これらのアプローチを用いて最近は、「観光まちづくりにおけるリーダーの発達プロセス」について研究しています。日本では最近、観光の視点を用いたまちづくりがさまざまな地域で進められています。このまちづくりには必ずと言って良いほど、リーダーの存在があります。彼らはどのように観光まちづくりのリーダーとなったのか、彼らが発揮するリーダーシップとはどのようなものか、それはどのような成果をあげるのか、にとても興味があります。いくつかの地域のリーダーに彼らの人生に関するインタビューをし、現在そのデータを分析しています。

なぜ、その専門に興味を持ったのですか?

高校生時代に部活動の遠征で日本全国を周りましたが、試合ばかりで訪問した地域のことを知ることはまったくありませんでした。その反動からか、「せっかくどこかに行ったなら、もっとその地域のことを知りたい」と思ったのが「観光」(学ではなく)に興味をもったきっかけでした。大学で観光を学びながら自転車やカヌーなどで日本を旅し、徐々に学問としての観光にも興味が強くなっていきました。

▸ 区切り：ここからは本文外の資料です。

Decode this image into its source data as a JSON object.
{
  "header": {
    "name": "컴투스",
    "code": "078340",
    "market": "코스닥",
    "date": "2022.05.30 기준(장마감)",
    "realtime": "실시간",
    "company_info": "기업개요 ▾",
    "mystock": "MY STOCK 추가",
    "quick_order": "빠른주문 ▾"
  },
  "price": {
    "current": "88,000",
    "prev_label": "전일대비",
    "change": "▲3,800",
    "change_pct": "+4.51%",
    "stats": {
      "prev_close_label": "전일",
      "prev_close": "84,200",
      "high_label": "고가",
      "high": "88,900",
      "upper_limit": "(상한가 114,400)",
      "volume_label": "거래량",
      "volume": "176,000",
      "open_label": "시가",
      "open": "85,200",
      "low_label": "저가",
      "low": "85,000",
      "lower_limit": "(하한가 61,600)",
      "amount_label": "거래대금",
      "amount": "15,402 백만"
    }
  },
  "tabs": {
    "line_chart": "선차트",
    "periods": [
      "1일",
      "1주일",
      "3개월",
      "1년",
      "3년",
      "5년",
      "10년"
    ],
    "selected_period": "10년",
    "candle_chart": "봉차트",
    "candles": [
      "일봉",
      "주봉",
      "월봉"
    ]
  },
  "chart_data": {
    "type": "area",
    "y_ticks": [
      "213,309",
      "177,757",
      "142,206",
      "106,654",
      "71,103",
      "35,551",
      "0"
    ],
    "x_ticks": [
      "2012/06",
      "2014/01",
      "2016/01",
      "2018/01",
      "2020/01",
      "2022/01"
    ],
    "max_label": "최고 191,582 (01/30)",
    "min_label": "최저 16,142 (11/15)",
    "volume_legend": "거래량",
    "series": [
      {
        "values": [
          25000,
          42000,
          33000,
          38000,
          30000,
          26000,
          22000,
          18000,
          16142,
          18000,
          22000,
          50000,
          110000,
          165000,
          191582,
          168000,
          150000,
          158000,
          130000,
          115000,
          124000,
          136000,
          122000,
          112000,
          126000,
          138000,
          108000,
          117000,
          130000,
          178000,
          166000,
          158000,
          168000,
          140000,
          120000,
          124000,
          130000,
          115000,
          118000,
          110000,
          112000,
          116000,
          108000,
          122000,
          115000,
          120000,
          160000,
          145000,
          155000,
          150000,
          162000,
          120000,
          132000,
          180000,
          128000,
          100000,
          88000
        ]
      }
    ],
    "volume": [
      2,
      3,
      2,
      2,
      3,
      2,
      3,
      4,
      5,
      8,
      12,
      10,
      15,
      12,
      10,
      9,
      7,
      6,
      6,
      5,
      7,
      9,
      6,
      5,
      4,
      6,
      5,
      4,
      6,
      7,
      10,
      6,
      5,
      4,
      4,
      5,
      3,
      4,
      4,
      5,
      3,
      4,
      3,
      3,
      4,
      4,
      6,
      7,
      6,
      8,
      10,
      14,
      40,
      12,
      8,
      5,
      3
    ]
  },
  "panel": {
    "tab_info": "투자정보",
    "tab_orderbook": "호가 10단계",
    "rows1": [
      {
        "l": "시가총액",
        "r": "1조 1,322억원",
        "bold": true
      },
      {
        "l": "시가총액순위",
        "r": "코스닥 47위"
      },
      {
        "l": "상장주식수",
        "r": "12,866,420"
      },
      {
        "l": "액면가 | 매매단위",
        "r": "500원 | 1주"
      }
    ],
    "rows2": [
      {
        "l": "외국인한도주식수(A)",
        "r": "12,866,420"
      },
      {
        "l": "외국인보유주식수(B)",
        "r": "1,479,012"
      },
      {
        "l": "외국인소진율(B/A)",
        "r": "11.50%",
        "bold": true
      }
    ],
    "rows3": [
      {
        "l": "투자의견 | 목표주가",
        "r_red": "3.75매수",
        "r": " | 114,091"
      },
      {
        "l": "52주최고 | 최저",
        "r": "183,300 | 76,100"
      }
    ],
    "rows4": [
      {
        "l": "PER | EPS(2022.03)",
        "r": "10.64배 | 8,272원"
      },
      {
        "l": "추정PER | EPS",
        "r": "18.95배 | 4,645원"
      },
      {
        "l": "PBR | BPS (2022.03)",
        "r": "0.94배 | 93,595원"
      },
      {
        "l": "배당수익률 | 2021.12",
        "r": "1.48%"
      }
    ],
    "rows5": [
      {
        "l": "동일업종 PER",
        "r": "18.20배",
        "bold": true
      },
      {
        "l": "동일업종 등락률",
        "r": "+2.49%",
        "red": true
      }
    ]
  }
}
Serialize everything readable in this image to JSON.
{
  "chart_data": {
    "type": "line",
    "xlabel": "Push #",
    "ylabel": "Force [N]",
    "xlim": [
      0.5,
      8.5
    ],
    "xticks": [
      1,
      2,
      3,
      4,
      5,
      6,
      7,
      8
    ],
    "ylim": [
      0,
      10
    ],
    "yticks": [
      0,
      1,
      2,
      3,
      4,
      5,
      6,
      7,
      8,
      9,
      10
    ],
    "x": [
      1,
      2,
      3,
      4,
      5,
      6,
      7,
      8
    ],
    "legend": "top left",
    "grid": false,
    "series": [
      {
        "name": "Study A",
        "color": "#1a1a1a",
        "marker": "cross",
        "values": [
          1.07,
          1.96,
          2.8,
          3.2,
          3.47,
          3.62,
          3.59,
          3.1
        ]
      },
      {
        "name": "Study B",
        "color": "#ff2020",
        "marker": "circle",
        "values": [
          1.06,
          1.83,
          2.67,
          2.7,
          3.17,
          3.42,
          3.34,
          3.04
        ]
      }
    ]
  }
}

大学院生時代は自然の中で遊ぶことが好きだったので、観光と環境のかかわりをテーマにしました。その後、ある地域でエコツーリズム導入のお手伝いなどをさせて頂くうちにその地域の方々の魅力に惹きこまれ、地域活性化に貢献したいという想いが強くなっていきました。研究の観点からどのように地域に貢献するかを模索していましたが、さまざまな地域にお邪魔させて頂いているうちに「リーダー」に着目するようになり、現在の研究につながりました。

先生の専門分野の「こんなところが面白い」を教えてください。

観光現象にはさまざまな事柄が関係します。さまざまな事柄とは、観光をする人、観光対象としての風景・動植物・歴史・文化、観光を経済活動につなげる人・施設・技術・情報、などです。観光現象をテーマにすると、広く深くさまざまなことを学ぶことにつながります。その可能性の広がりにワクワクしませんか?

私はその広がりにワクワクしつつ、深く掘り下げていくテーマを「観光まちづくり」にしています。授業を通じて学生の皆さんと「まちづくり」(観光に限らず)について議論しますが、このテーマは理論と実践を行ったり来たりしないと、成果を出すことができません。まちづくりを理詰めで考え、現場はそれでうまくいくのかを考える。現場の状況から仮説や理論を構築してみる。この行ったりきたりによって手に汗握りながら、理論的にも実践的にも有意義な結論を導き出そうとするのが私の専門分野の面白さであると思います。

また、授業でも研究でも私が心がけていることは、「単純なことは複雑に、複雑なことを単純に」することです。一見単純なことは、よく吟味しないと何か見落としがあるかもしれません。複雑なことはそのままだと実体がわからず、理解することができません。授業においては、単純なことを複雑にすると学生の皆さんが混乱に陥ることがよくあります。しかし、考えることを諦めずにみんなでその壁を突破すると大きな思考力が身につきます。壁にぶち当たった最初は大変ですが、突破したときの嬉しさや面白さは何物にも代えがたいと思います。

大学で専門的に学ぶことでどんな未来が?

大学の学部教育で学ぶ専門知識は、その専門分野の入口付近です。ですから、そのまますぐに社会で活用できるわけではないかもしれません。しかし、その分野の入口であっても専門的に深く掘り下げて考える訓練は、思考力を鍛えるのにうってつけです。広く浅く“知っている”よりも、筋を通して少しでも深く“考える”ことにより、どのようなことにでも思考することができるようになります。この思考力を活かして、大学で学習した知識や卒業後に経験する事柄をつなぎあわせれば、自分で自分の未来を選択することができるようになると思います。それを私は“幸せな未来”と捉えています。